Leggi anche indizi sull'avvicinamento di Barcola al trasferimento al Liverpool

Ha confermato: "Mi fa male a causa di ciò che ho dato al Liverpool in vent'anni e dei sacrifici compiuti per lui in quel periodo; quindi è normale che provi dolore, ma comprendo la delusione, anzi comprendo la rabbia espressa dal pubblico attraverso i fischi".

Riguardo alla parola "traditore" scritta su un murale dedicato ad Alexander-Arnold a Liverpool e alla ricezione della foto da parte di un amico, il giocatore ha osservato: "Dopo tutto ciò che è accaduto, mentre pensavo al mio ritorno a Liverpool, se qualcosa mi avesse colpito o turbato, ne sarebbe stata colpita anche la mia famiglia".

E ha continuato: "Fin dall'inizio, il semplice pensiero di entrare nello spogliatoio della squadra ospite mi sembrava strano; non ci ero mai entrato prima".

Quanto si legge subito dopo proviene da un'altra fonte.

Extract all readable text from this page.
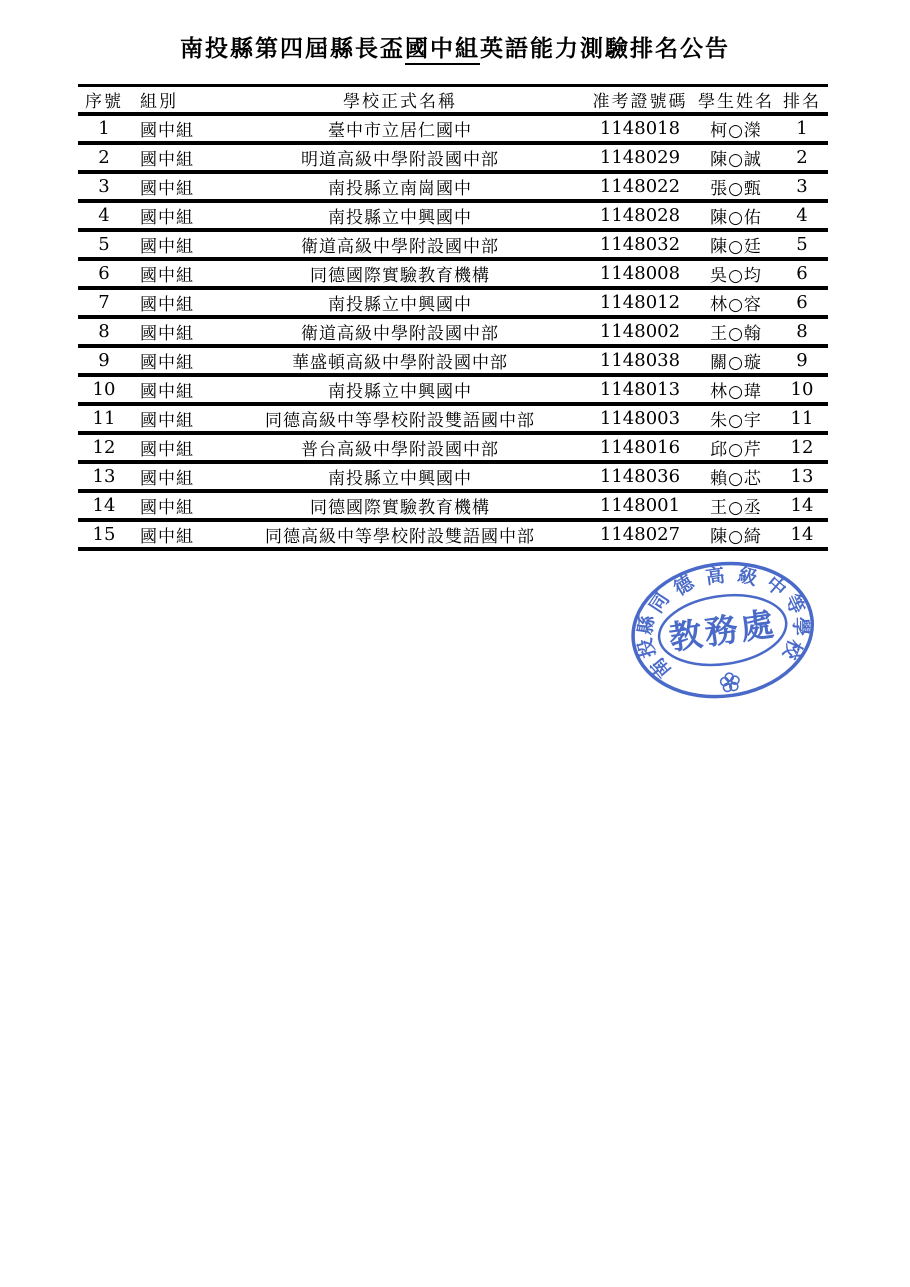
南投縣第四屆縣長盃國中組英語能力測驗排名公告
序號	組別	學校正式名稱	准考證號碼	學生姓名	排名
1	國中組	臺中市立居仁國中	1148018	柯○濚	1
2	國中組	明道高級中學附設國中部	1148029	陳○誠	2
3	國中組	南投縣立南崗國中	1148022	張○甄	3
4	國中組	南投縣立中興國中	1148028	陳○佑	4
5	國中組	衛道高級中學附設國中部	1148032	陳○廷	5
6	國中組	同德國際實驗教育機構	1148008	吳○均	6
7	國中組	南投縣立中興國中	1148012	林○容	6
8	國中組	衛道高級中學附設國中部	1148002	王○翰	8
9	國中組	華盛頓高級中學附設國中部	1148038	關○璇	9
10	國中組	南投縣立中興國中	1148013	林○瑋	10
11	國中組	同德高級中等學校附設雙語國中部	1148003	朱○宇	11
12	國中組	普台高級中學附設國中部	1148016	邱○芹	12
13	國中組	南投縣立中興國中	1148036	賴○芯	13
14	國中組	同德國際實驗教育機構	1148001	王○丞	14
15	國中組	同德高級中等學校附設雙語國中部	1148027	陳○綺	14
教務處
南
投
縣
同
德 高 級 中
等
學
校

Tornando sugli abusi online, ha detto: "Credo che le minacce subite dalle persone sui social media, gli attacchi coordinati e il loro impatto sulla salute mentale siano un tema degno di discussione; risolvere questo problema è responsabilità dei governi e delle aziende tecnologiche. Mi sono protetto per quanto possibile, ma capisco che per alcuni ciò non sia fattibile".

Leggi anche | Dumfries rivela le sue ambizioni con il Real Madrid e chiarisce: sono grato di far parte di questo club

Proseguendo sui momenti del suo ritorno nella città di Liverpool, ha dichiarato: "Dal mio trasferimento al Real Madrid, sono tornato a Liverpool diverse volte per visitare la mia famiglia e ho incontrato molti cittadini e sostenitori della squadra durante i miei viaggi; non ho riscontrato alcun abuso paragonabile a ciò che viene pubblicato online o sui social media, e questo mi aiuta a ignorare la questione".

Ha ribadito: "Le mie parole non significano che tutti a Liverpool siano soddisfatti della mia partenza; ovviamente non lo sono, ma questo è completamente diverso dalle questioni che vanno oltre il calcio; per questo motivo non permetto a me stesso di cedere alla tristezza né di prolungare la riflessione su di essa".

Ha sottolineato: "Continuo a guardare tutte le partite del Liverpool, li tifo, voglio vederli avere successo, mi godo nel guardarli e il Liverpool avrà sempre un posto speciale nel mio cuore, qualunque cosa accada; è la mia casa, il luogo che mi ha dato le opportunità per realizzare ciò che ho ottenuto, e lo amerò per sempre; è casa mia".